Jealousy is something I deal with a lot more than I should. The thing about jealousy is that it eats at every good thought that you have and turns it into something evil and ugly. It grabs you in by that one thought that you hate but is in someway addicting and so curious that you think about it more and more often until it escalates and turns into an idea that is almost permanently etched into your mind. 
Sometimes the jealousy can be so bad that you lose the ones you love over it. And of course you hate the jealousy for this, for all of it, those terrible, heart-aching thoughts it gives you and you want to scream at the jealousy until it finally leaves you alone.
Then it gets to a point where the jealousy isn’t even under your control any longer, you just become jealousy itself and everything to be envious of, you are and it’s painful, it’s sickening and the cruel irony of all of it? You’re jealous of those who never seem to be jealous. 

A New Perspective on Perspection

The irony is, as I grow, I just feel smaller in this world; and my future plans that I’ve mapped out have only made me feel even further frustrated. I thought that I would feel less… less something… less like I want to scream because I don’t know where I’m going or what I want. Now that I actually know the answers to those questions, my life just feels like constant pressure, a constant weight that I can’t lift and it hurts at times and its suffocating and overwhelming; but most of all… it’s terrifying. I’m terrified because, as I grow, I just feel smaller in this world. 

The Only Advice I Can Give

You’re hurting and I hate to see it. But, it’s all a part of growing up and growing strong. 
It would be easy for me to say that over time you’ll feel a lot better and that it won’t be that hard, which in a way I guess is true, but I should be more specific, what I really should say is this; 
Right now you are young and there will be plenty more experiences of grief and pain in your lifetime.  When you’re going through these you should remember that as time goes on, the pain doesn’t exactly disappear – you’ve simply learnt how to handle and cope with it all – you’ve become a lot stronger than before. So next time you feel like giving up, that you have been defeated by it all just think about how far you have already come, it would be a waste to admit defeat after all that.  You are strong and will only get stronger and stronger as you and I both grow up. It’s not always going to be easy but there will also be times of pure joy and gloria and that is the only advice I can give.

Taken

I started to think about you recently. There’s so much I’d love to tell you about right now, like all the things that I’ve done or that I’m doing right now. I want to tell you about the plans for my future and how I know exactly where I want to be and I want to hear your reaction and what you think about it all.
I just want one more day with you, one more just to talk to you, to hold your hand and just tell you that I love you and I always have.

It’s funny how when someone leaves you remember every little detail of their being. Their scent of stale smoke, that usually would repel you but because it was them it comforted you, the way they always held their hand in the air when they spoke, their hoarse laugh that sounded so full of life and always made you smile, the roughness of their skin when you kissed them on the cheek and how they smiled at you even when they were at their worst.
All the memories you have of that one person will stay with you and you treasure them and keep them in your heart because no matter how much you miss that person, those memories can never be taken away. 

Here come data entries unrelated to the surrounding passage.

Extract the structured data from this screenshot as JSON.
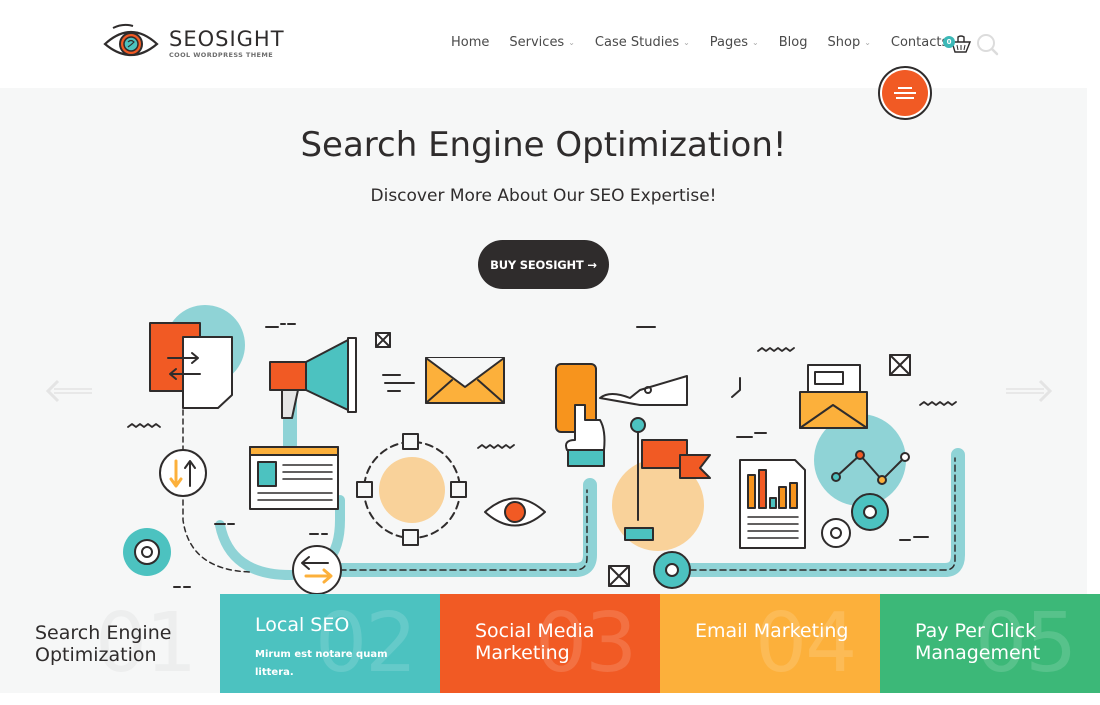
{
  "header": {
    "logo": {
      "title": "SEOSIGHT",
      "subtitle": "COOL WORDPRESS THEME",
      "icon": "eye-logo-icon"
    },
    "nav": [
      {
        "label": "Home",
        "has_dropdown": false
      },
      {
        "label": "Services",
        "has_dropdown": true
      },
      {
        "label": "Case Studies",
        "has_dropdown": true
      },
      {
        "label": "Pages",
        "has_dropdown": true
      },
      {
        "label": "Blog",
        "has_dropdown": false
      },
      {
        "label": "Shop",
        "has_dropdown": true
      },
      {
        "label": "Contacts",
        "has_dropdown": false
      }
    ],
    "dropdown_caret": "⌄",
    "cart": {
      "icon": "basket-icon",
      "count": "0"
    },
    "search": {
      "icon": "search-icon"
    },
    "menu_button": {
      "icon": "hamburger-icon"
    }
  },
  "hero": {
    "title": "Search Engine Optimization!",
    "subtitle": "Discover More About Our SEO Expertise!",
    "cta_label": "BUY SEOSIGHT →",
    "prev_arrow": "arrow-left-icon",
    "next_arrow": "arrow-right-icon"
  },
  "services": [
    {
      "number": "01",
      "title": "Search Engine Optimization",
      "description": "",
      "color": "#f6f7f7"
    },
    {
      "number": "02",
      "title": "Local SEO",
      "description": "Mirum est notare quam littera.",
      "color": "#4cc2c0"
    },
    {
      "number": "03",
      "title": "Social Media Marketing",
      "description": "",
      "color": "#f15a24"
    },
    {
      "number": "04",
      "title": "Email Marketing",
      "description": "",
      "color": "#fcb03b"
    },
    {
      "number": "05",
      "title": "Pay Per Click Management",
      "description": "",
      "color": "#3cb878"
    }
  ],
  "colors": {
    "dark": "#2f2c2c",
    "orange": "#f15a24",
    "teal": "#4cc2c0",
    "light_teal": "#8fd3d6",
    "yellow": "#fcb03b",
    "peach": "#f9d29a",
    "green": "#3cb878",
    "hero_bg": "#f6f7f7"
  }
}
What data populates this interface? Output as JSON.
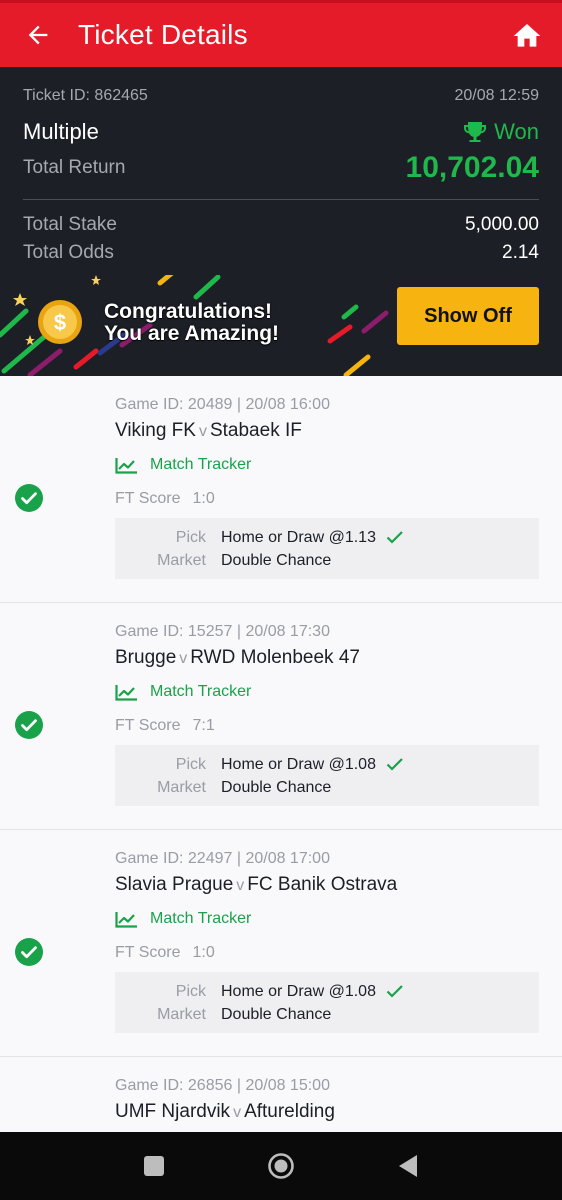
{
  "header": {
    "title": "Ticket Details"
  },
  "ticket": {
    "id_label": "Ticket ID: 862465",
    "datetime": "20/08 12:59",
    "bet_type": "Multiple",
    "status": "Won",
    "total_return_label": "Total Return",
    "total_return": "10,702.04",
    "total_stake_label": "Total Stake",
    "total_stake": "5,000.00",
    "total_odds_label": "Total Odds",
    "total_odds": "2.14"
  },
  "promo": {
    "line1": "Congratulations!",
    "line2": "You are Amazing!",
    "button": "Show Off"
  },
  "labels": {
    "match_tracker": "Match Tracker",
    "ft_score": "FT Score",
    "pick": "Pick",
    "market": "Market",
    "vs": "v"
  },
  "selections": [
    {
      "game_meta": "Game ID: 20489 | 20/08 16:00",
      "home": "Viking FK",
      "away": "Stabaek IF",
      "ft_score": "1:0",
      "pick": "Home or Draw @1.13",
      "market": "Double Chance"
    },
    {
      "game_meta": "Game ID: 15257 | 20/08 17:30",
      "home": "Brugge",
      "away": "RWD Molenbeek 47",
      "ft_score": "7:1",
      "pick": "Home or Draw @1.08",
      "market": "Double Chance"
    },
    {
      "game_meta": "Game ID: 22497 | 20/08 17:00",
      "home": "Slavia Prague",
      "away": "FC Banik Ostrava",
      "ft_score": "1:0",
      "pick": "Home or Draw @1.08",
      "market": "Double Chance"
    },
    {
      "game_meta": "Game ID: 26856 | 20/08 15:00",
      "home": "UMF Njardvik",
      "away": "Afturelding"
    }
  ],
  "colors": {
    "header_red": "#e51b2a",
    "summary_bg": "#1d1f27",
    "win_green": "#1fb84b",
    "button_yellow": "#f7b30f"
  },
  "icons": {
    "back": "arrow-left-icon",
    "home": "home-icon",
    "won": "trophy-icon",
    "tracker": "chart-line-icon",
    "selection_status": "check-circle-icon",
    "pick_status": "check-icon"
  }
}
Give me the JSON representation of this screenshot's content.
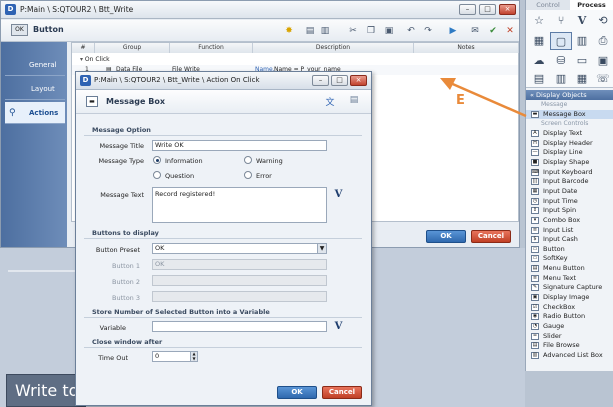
{
  "main_window": {
    "path": "P:Main \\ S:QTOUR2 \\ Btt_Write",
    "object_name": "Button",
    "object_badge": "OK",
    "nav": [
      {
        "label": "General"
      },
      {
        "label": "Layout"
      },
      {
        "label": "Actions"
      }
    ],
    "grid": {
      "columns": [
        "#",
        "Group",
        "Function",
        "Description",
        "Notes"
      ],
      "group_label": "On Click",
      "row_num": "1",
      "row_group": "Data File",
      "row_function": "File Write",
      "row_description_key": "Name.",
      "row_description": "Name = P_your_name"
    },
    "ok_label": "OK",
    "cancel_label": "Cancel"
  },
  "dialog": {
    "path": "P:Main \\ S:QTOUR2 \\ Btt_Write \\ Action On Click",
    "header_title": "Message Box",
    "sections": {
      "message_option": "Message Option",
      "buttons_to_display": "Buttons to display",
      "store_number": "Store Number of Selected Button into a Variable",
      "close_window": "Close window after"
    },
    "message_title_label": "Message Title",
    "message_title_value": "Write OK",
    "message_type_label": "Message Type",
    "message_types": [
      "Information",
      "Warning",
      "Question",
      "Error"
    ],
    "message_type_selected": "Information",
    "message_text_label": "Message Text",
    "message_text_value": "Record registered!",
    "button_preset_label": "Button Preset",
    "button_preset_value": "OK",
    "button1_label": "Button 1",
    "button1_value": "OK",
    "button2_label": "Button 2",
    "button3_label": "Button 3",
    "variable_label": "Variable",
    "timeout_label": "Time Out",
    "timeout_value": "0",
    "ok_label": "OK",
    "cancel_label": "Cancel"
  },
  "annotation": {
    "letter": "E",
    "color": "#e98a3a"
  },
  "right_panel": {
    "tabs": [
      "Control",
      "Process"
    ],
    "active_tab": "Process",
    "display_objects_label": "Display Objects",
    "category_message": "Message",
    "category_screen_controls": "Screen Controls",
    "message_items": [
      "Message Box"
    ],
    "screen_controls": [
      "Display Text",
      "Display Header",
      "Display Line",
      "Display Shape",
      "Input Keyboard",
      "Input Barcode",
      "Input Date",
      "Input Time",
      "Input Spin",
      "Combo Box",
      "Input List",
      "Input Cash",
      "Button",
      "SoftKey",
      "Menu Button",
      "Menu Text",
      "Signature Capture",
      "Display Image",
      "CheckBox",
      "Radio Button",
      "Gauge",
      "Slider",
      "File Browse",
      "Advanced List Box"
    ]
  },
  "canvas": {
    "text": "Write to"
  }
}
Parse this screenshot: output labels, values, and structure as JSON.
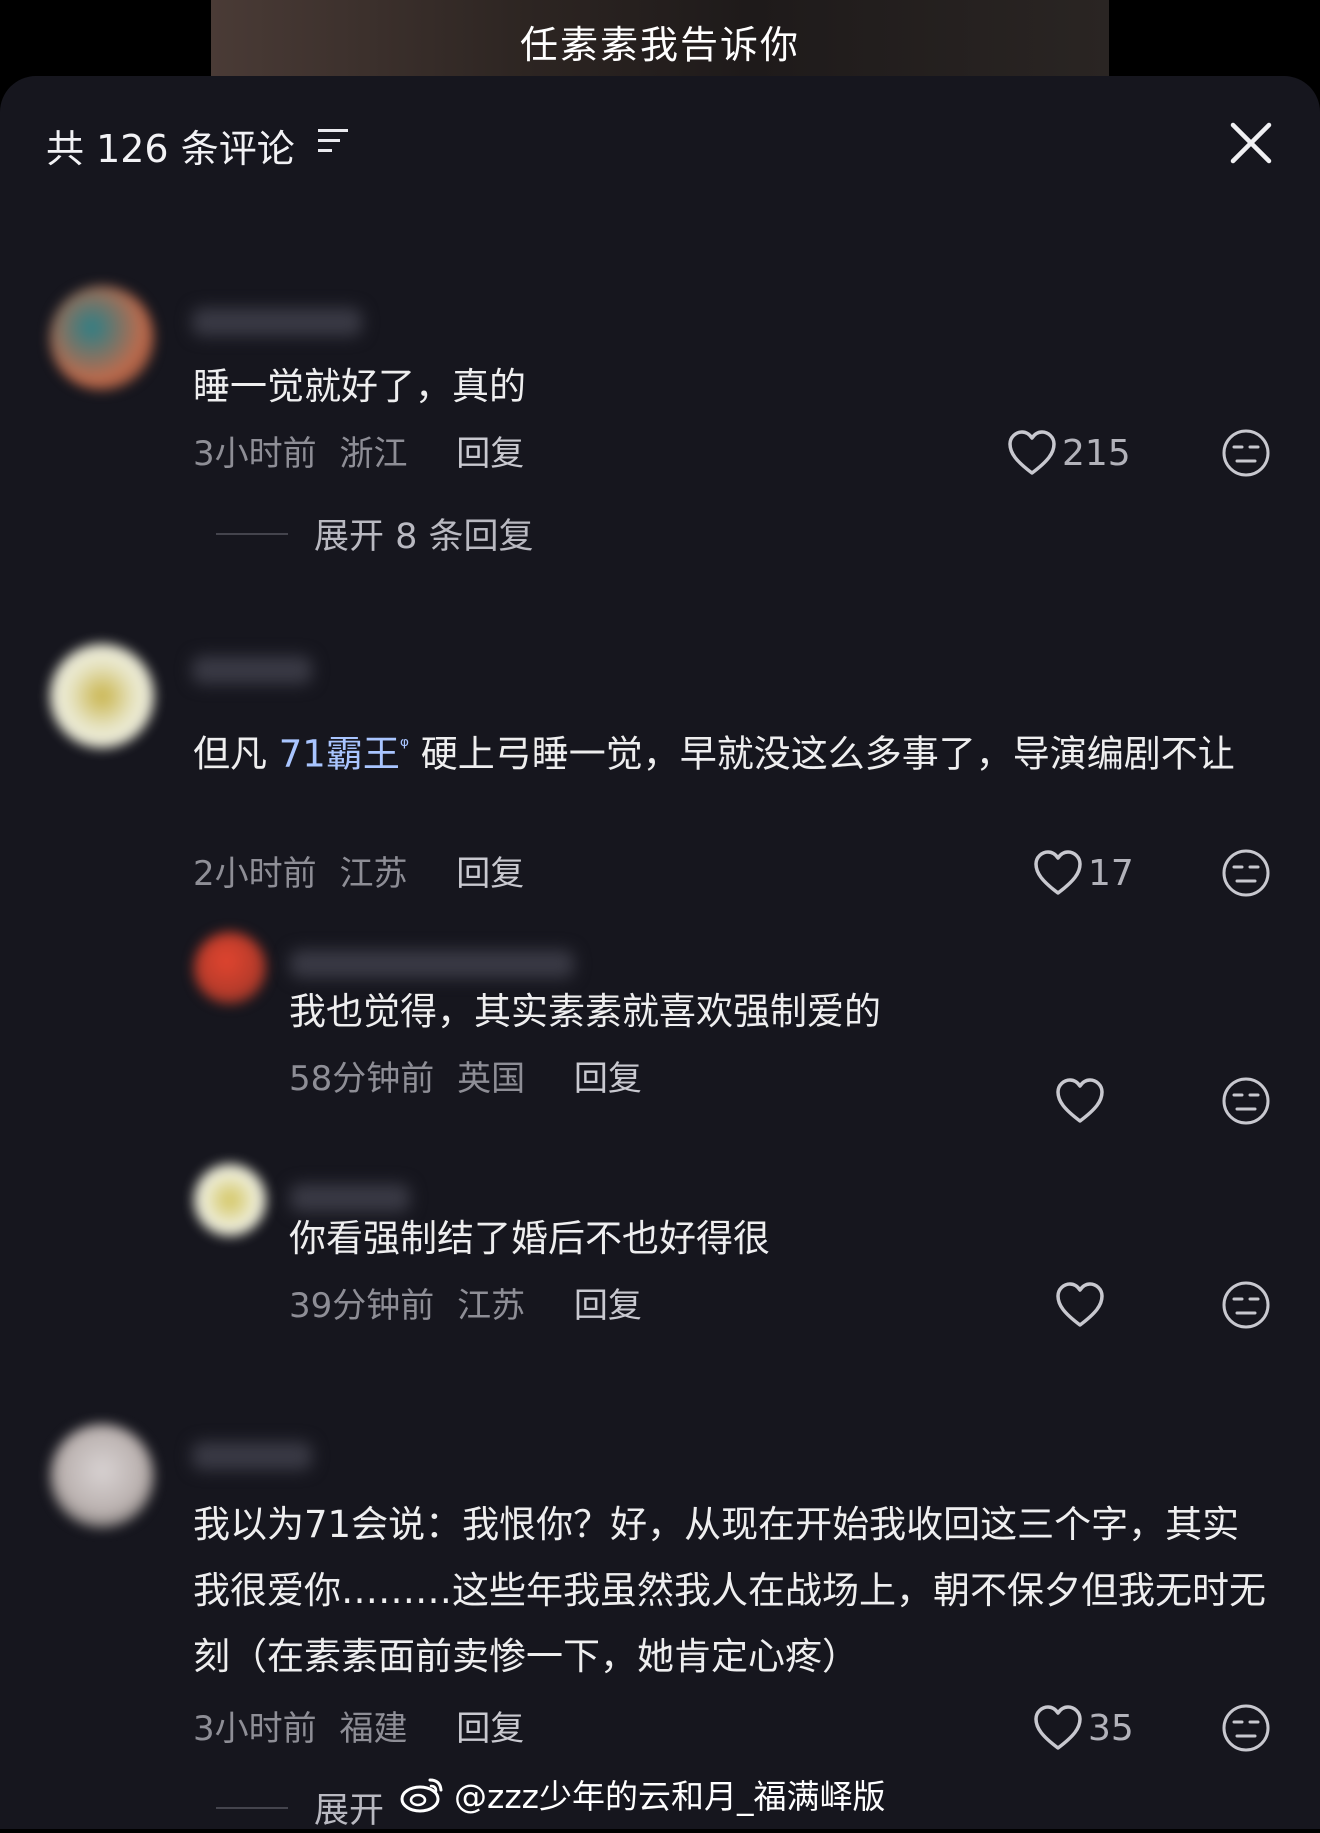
{
  "video": {
    "subtitle": "任素素我告诉你"
  },
  "header": {
    "title": "共 126 条评论",
    "filter_icon": "filter-icon",
    "close_icon": "close-icon"
  },
  "comments": [
    {
      "text": "睡一觉就好了，真的",
      "time": "3小时前",
      "location": "浙江",
      "reply_label": "回复",
      "likes": "215",
      "expand_label": "展开 8 条回复"
    },
    {
      "text_before": "但凡 ",
      "mention": "71霸王",
      "text_after": " 硬上弓睡一觉，早就没这么多事了，导演编剧不让",
      "time": "2小时前",
      "location": "江苏",
      "reply_label": "回复",
      "likes": "17",
      "replies": [
        {
          "text": "我也觉得，其实素素就喜欢强制爱的",
          "time": "58分钟前",
          "location": "英国",
          "reply_label": "回复"
        },
        {
          "text": "你看强制结了婚后不也好得很",
          "time": "39分钟前",
          "location": "江苏",
          "reply_label": "回复"
        }
      ]
    },
    {
      "text": "我以为71会说：我恨你？好，从现在开始我收回这三个字，其实我很爱你………这些年我虽然我人在战场上，朝不保夕但我无时无刻（在素素面前卖惨一下，她肯定心疼）",
      "time": "3小时前",
      "location": "福建",
      "reply_label": "回复",
      "likes": "35",
      "expand_label": "展开"
    }
  ],
  "watermark": {
    "text": "@zzz少年的云和月_福满峄版",
    "icon": "weibo-logo-icon"
  }
}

Some Things Have to Happen

I’m not exactly sure about how this happened, when I just stopped feeling those things I used to. I think I may have lost them somewhere, I’m always losing things. It’s not that I meant to lose them, I just did and when I first noticed they were missing, I wanted them back but now… well now I just want someone else to find them. To find those feelings for you because, I don’t think they belong to me anymore, not really and I think you know that too but you’re too scared to admit it. I’m too scared to admit it but there is no point in denying it any further because it will only hurt us both.

You looked at me with those eyes, those cruel painful eyes and I had to look away. I had ran away from this moment plenty of times before and regretted it every time I did. I couldn’t feel guilty for my feelings or rather… my non-feelings.

Out of the loss of my feelings, I found something else, something honest and so bold. I found that I can’t always predict myself because in fact, I’m unpredictable and I never used to think I was but maybe that changed maybe I lost my predictability too.

Don’t Let Go Just Yet

And that’s when she’d had enough. She turned away from him with tears staining her cheeks, she couldn’t handle it, him. Thoughts were drowning themselves in her mind, should she look back? Should it all end now, like this?

But then the thoughts came to an end because of a touch on her arm. He couldn’t let it end this way, he wasn’t going to let her slip so easily. He held her face in his hands and looked into her eyes as if the meaning of the universe could be found in them. 

No words were exchanged, just looks and tears. Neither one of them could understand how they had come to this, how they had both changed with each other so much, how difficult it was to let go. They were both hurting but they were both in love too and that was definite. They both stared at each other, examining each other’s features like they had never seen another person before, and then they  kissed. Lightly as if it pained them to do so, another tear ran and the kiss became deeper and almost urgent. Their foreheads met together and their lips curved into painful smiles. Nobody said a word but their hands reaching for one another spoke a million.